In het hieronder te bespreken kort geding stond ter discussie of een koopovereenkomst tot stand was gekomen via een WhatsApp.
Partijen zijn in gesprek gegaan over de (ver)koop van de woning. Kopers hebben op 25 februari 2018 de vraagprijs van verkopers aanvaard.
Op 3 maart 2018 hebben verkopers een e-mail aan kopers gezonden met als bijlagen onder meer een concept-koopovereenkomst. Kopers hebben het concept van de koopovereenkomst op enkele punten gewijzigd. Zij hebben de aldus aangepaste koopovereenkomst ondertekend en op 6 maart 2018 aan verkopers ter hand gesteld.
Op 7 maart 2018 hebben kopers per Whatsapp bericht: “Hallo, hebben jullie de overeenkomst gelezen en getekend? Of hebben jullie nog vragen? Groet,
Verkoper heeft teruggeappt: “Haha ongeduldige. Hij is gelezen en prima volgens wat we hebben besproken opgetekend. Morgen heb jij hem in bezit met onze handtekening.”
Op 9 maart 2018 heeft verkoper de eisers gebeld en meegedeeld dat de woning niet wordt verkocht.
Kopers hebben de verkopers op 9 maart 2018 bij aangetekend schrijven bericht dat zij nakoming vorderen van de afspraken over de (ver)koop van de woning.
Verkopers hebben de kopers op 11 maart 2018 gemaild dat er geen getekende koopovereenkomst is en dat zij niet zullen overgaan tot de verkoop van de woning.
Dit was voor kopers aanleiding om conservatoir beslag tot levering te doen leggen op de woning en voorts om in kort geding te vorderen dat de verkopers dienen mee te werken aan levering van de woning.
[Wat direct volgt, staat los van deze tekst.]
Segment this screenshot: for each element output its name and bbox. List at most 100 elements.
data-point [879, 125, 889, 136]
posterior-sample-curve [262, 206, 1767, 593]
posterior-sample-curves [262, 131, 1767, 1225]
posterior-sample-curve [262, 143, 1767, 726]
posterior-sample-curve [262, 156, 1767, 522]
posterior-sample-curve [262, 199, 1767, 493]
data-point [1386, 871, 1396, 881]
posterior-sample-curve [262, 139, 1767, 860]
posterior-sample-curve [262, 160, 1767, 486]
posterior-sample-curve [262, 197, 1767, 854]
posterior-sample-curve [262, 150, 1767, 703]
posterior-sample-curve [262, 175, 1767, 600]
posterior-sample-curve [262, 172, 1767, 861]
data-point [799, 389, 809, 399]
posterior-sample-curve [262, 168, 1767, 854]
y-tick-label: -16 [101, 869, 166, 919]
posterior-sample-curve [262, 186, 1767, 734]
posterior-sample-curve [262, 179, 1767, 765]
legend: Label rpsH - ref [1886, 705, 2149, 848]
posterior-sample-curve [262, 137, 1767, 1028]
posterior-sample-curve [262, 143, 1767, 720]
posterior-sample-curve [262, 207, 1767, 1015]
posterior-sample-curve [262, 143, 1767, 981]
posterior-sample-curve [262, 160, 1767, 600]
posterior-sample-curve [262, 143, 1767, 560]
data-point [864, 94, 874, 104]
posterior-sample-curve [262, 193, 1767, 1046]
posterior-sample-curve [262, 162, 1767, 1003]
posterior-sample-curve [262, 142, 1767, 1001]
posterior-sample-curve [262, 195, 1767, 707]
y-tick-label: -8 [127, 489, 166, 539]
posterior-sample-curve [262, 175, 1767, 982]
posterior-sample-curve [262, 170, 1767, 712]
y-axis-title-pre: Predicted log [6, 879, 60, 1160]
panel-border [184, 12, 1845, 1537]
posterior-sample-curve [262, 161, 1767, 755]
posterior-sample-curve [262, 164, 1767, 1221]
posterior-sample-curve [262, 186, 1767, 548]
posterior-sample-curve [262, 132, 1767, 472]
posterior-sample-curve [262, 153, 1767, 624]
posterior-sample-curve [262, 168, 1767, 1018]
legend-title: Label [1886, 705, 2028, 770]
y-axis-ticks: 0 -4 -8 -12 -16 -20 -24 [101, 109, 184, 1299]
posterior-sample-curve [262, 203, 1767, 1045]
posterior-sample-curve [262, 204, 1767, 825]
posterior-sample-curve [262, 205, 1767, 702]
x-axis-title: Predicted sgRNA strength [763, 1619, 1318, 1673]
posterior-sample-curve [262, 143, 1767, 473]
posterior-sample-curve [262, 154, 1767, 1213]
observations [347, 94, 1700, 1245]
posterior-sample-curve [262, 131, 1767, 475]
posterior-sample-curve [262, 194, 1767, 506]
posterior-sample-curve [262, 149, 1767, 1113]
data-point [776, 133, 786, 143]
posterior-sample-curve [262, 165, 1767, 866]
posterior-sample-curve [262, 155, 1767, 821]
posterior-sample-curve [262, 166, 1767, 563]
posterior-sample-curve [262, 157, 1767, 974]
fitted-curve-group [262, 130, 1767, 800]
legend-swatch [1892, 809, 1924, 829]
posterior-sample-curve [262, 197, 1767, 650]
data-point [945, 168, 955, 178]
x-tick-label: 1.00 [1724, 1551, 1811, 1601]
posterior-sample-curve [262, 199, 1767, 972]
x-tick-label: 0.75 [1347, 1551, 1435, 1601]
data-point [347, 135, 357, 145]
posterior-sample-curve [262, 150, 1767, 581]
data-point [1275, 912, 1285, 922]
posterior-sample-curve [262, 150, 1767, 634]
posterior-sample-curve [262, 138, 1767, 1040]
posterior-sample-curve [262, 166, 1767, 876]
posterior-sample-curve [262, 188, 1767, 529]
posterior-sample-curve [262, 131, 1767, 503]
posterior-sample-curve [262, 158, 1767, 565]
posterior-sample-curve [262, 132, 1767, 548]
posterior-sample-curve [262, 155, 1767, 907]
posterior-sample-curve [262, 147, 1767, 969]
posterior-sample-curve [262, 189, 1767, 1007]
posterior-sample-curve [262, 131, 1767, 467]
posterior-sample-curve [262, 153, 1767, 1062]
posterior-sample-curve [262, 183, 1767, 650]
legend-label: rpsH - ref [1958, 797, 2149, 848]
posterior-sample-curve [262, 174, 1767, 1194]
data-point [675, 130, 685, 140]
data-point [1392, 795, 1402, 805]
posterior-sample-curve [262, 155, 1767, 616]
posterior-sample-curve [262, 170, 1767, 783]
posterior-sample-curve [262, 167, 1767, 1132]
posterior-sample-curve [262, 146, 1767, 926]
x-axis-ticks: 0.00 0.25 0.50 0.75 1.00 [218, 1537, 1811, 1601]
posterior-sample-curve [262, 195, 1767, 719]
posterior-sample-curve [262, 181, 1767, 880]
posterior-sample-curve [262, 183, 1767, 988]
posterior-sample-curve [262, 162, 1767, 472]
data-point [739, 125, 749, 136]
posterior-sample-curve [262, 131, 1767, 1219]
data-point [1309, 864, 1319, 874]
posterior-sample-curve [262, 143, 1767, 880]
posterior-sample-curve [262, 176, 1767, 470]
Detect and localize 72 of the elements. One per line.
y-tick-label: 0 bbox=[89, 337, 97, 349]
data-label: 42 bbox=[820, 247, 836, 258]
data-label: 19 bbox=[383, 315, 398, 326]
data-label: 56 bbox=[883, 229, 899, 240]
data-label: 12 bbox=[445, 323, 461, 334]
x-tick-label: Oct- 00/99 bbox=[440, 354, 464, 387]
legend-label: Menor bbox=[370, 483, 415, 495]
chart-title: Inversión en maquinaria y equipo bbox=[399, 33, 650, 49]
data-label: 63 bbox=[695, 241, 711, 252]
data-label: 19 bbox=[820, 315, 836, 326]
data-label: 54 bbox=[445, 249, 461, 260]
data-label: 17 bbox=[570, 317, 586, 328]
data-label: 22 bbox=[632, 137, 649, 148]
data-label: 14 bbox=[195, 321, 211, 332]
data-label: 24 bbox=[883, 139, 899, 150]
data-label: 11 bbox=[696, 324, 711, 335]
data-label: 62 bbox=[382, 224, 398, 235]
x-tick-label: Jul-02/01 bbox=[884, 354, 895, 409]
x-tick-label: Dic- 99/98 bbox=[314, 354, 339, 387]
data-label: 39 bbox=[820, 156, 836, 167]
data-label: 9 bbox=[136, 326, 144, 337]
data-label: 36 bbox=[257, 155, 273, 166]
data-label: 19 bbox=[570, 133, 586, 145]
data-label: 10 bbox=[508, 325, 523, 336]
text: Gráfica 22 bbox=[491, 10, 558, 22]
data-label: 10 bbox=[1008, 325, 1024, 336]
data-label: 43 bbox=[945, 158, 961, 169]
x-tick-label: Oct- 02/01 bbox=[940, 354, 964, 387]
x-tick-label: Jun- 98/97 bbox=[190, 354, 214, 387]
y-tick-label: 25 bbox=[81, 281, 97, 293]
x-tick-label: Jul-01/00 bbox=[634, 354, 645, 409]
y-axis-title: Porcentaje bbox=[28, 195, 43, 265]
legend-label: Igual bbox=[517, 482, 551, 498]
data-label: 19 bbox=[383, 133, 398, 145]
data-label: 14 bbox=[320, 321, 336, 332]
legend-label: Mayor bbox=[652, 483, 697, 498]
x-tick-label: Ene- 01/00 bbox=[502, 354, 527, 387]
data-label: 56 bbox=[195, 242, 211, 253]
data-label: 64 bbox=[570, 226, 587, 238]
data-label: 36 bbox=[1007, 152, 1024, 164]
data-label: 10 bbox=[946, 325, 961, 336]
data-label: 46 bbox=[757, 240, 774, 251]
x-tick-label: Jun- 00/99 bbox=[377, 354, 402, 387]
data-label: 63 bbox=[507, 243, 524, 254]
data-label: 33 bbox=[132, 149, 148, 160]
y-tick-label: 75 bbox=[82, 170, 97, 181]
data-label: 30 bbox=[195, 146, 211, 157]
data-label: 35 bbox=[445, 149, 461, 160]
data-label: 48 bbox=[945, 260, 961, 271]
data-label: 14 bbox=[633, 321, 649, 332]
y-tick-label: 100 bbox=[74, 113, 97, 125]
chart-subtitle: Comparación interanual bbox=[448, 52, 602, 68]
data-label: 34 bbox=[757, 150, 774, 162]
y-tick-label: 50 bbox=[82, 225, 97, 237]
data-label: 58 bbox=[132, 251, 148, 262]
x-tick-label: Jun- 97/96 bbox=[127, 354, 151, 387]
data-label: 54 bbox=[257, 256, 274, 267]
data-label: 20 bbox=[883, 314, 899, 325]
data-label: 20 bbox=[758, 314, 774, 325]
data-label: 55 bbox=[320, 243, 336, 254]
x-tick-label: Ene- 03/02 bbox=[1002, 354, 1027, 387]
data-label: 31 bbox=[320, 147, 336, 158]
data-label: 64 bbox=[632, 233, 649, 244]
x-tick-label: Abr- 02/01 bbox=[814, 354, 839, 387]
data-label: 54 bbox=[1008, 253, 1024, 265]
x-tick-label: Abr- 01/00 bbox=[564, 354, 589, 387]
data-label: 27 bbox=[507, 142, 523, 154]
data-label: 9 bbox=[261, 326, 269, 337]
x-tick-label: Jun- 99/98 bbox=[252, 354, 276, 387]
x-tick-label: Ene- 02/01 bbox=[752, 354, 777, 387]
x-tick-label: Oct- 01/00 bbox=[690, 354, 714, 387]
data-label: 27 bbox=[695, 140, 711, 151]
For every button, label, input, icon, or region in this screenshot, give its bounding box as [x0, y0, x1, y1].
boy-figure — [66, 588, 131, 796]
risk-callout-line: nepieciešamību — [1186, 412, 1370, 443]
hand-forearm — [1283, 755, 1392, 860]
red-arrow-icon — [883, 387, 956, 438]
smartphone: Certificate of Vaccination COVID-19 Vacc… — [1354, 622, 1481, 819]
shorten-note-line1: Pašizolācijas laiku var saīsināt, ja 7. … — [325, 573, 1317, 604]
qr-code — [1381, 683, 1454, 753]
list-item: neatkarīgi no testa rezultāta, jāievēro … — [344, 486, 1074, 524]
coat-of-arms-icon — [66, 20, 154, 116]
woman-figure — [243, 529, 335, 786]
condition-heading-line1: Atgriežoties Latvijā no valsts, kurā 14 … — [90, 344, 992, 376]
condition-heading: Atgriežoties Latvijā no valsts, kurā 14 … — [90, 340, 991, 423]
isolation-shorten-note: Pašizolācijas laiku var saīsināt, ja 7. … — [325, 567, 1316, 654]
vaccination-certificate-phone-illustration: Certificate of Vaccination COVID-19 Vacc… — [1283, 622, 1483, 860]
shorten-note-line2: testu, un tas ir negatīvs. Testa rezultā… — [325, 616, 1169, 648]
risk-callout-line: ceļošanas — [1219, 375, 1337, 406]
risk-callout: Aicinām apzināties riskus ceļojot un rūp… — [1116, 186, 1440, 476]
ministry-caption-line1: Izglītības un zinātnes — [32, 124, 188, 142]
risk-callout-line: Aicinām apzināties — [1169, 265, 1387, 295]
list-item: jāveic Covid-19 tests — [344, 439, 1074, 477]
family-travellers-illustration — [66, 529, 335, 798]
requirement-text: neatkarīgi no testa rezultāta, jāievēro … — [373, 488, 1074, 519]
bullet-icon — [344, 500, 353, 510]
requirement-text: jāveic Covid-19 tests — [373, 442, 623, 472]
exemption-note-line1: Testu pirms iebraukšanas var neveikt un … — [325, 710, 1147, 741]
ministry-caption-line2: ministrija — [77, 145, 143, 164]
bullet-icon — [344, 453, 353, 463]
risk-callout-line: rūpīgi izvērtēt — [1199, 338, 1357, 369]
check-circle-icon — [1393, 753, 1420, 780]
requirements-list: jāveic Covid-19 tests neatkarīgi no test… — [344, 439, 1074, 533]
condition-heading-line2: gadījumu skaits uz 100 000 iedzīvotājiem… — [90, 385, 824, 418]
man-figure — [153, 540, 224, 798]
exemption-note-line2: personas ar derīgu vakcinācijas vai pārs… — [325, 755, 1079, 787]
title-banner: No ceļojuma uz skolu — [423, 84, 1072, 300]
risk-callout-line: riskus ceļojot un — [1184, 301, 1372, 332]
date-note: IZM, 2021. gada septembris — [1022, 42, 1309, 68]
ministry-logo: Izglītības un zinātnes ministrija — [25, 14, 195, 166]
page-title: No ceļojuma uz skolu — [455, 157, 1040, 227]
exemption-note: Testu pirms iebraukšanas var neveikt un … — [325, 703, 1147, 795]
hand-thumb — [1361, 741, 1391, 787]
De advocaat van de kopers betoogde dat genoemd WhatsApp bericht van de verkoper de schriftelijke ondertekening van de koopovereenkomst door de verkopers had vervangen en dat er door dat bericht, dat er volgens hen op gericht is om een schriftelijke koopovereenkomst als bedoeld in artikel 7:2 BW te constitueren, een perfecte koopovereenkomst tot stand was gekomen.
De Voorzieningenrechter stelde dat een schriftelijke koopovereenkomst een onderhandse akte is, waarvoor op grond van de wet het vormvoorschrift van ondertekening geldt. Een WhatsApp bericht van de verkopers maakt geen deel uit van het door kopers ondertekende concept voor de koopovereenkomst en het appje vormde evenmin een (elektronische) ondertekening door de beoogd verkoper.
Aangezien de koopovereenkomst niet door de verkopende partij was ondertekend, was niet voldaan aan het in art. 7:2 BW opgenomen schriftelijkheidsvereiste. De beoogd verkopers konden zich er daarom op beroepen dat niet aan het schriftelijkheidsvereiste was voldaan. Er was volgens de rechter dus geen perfecte overeenkomst tot stand gekomen.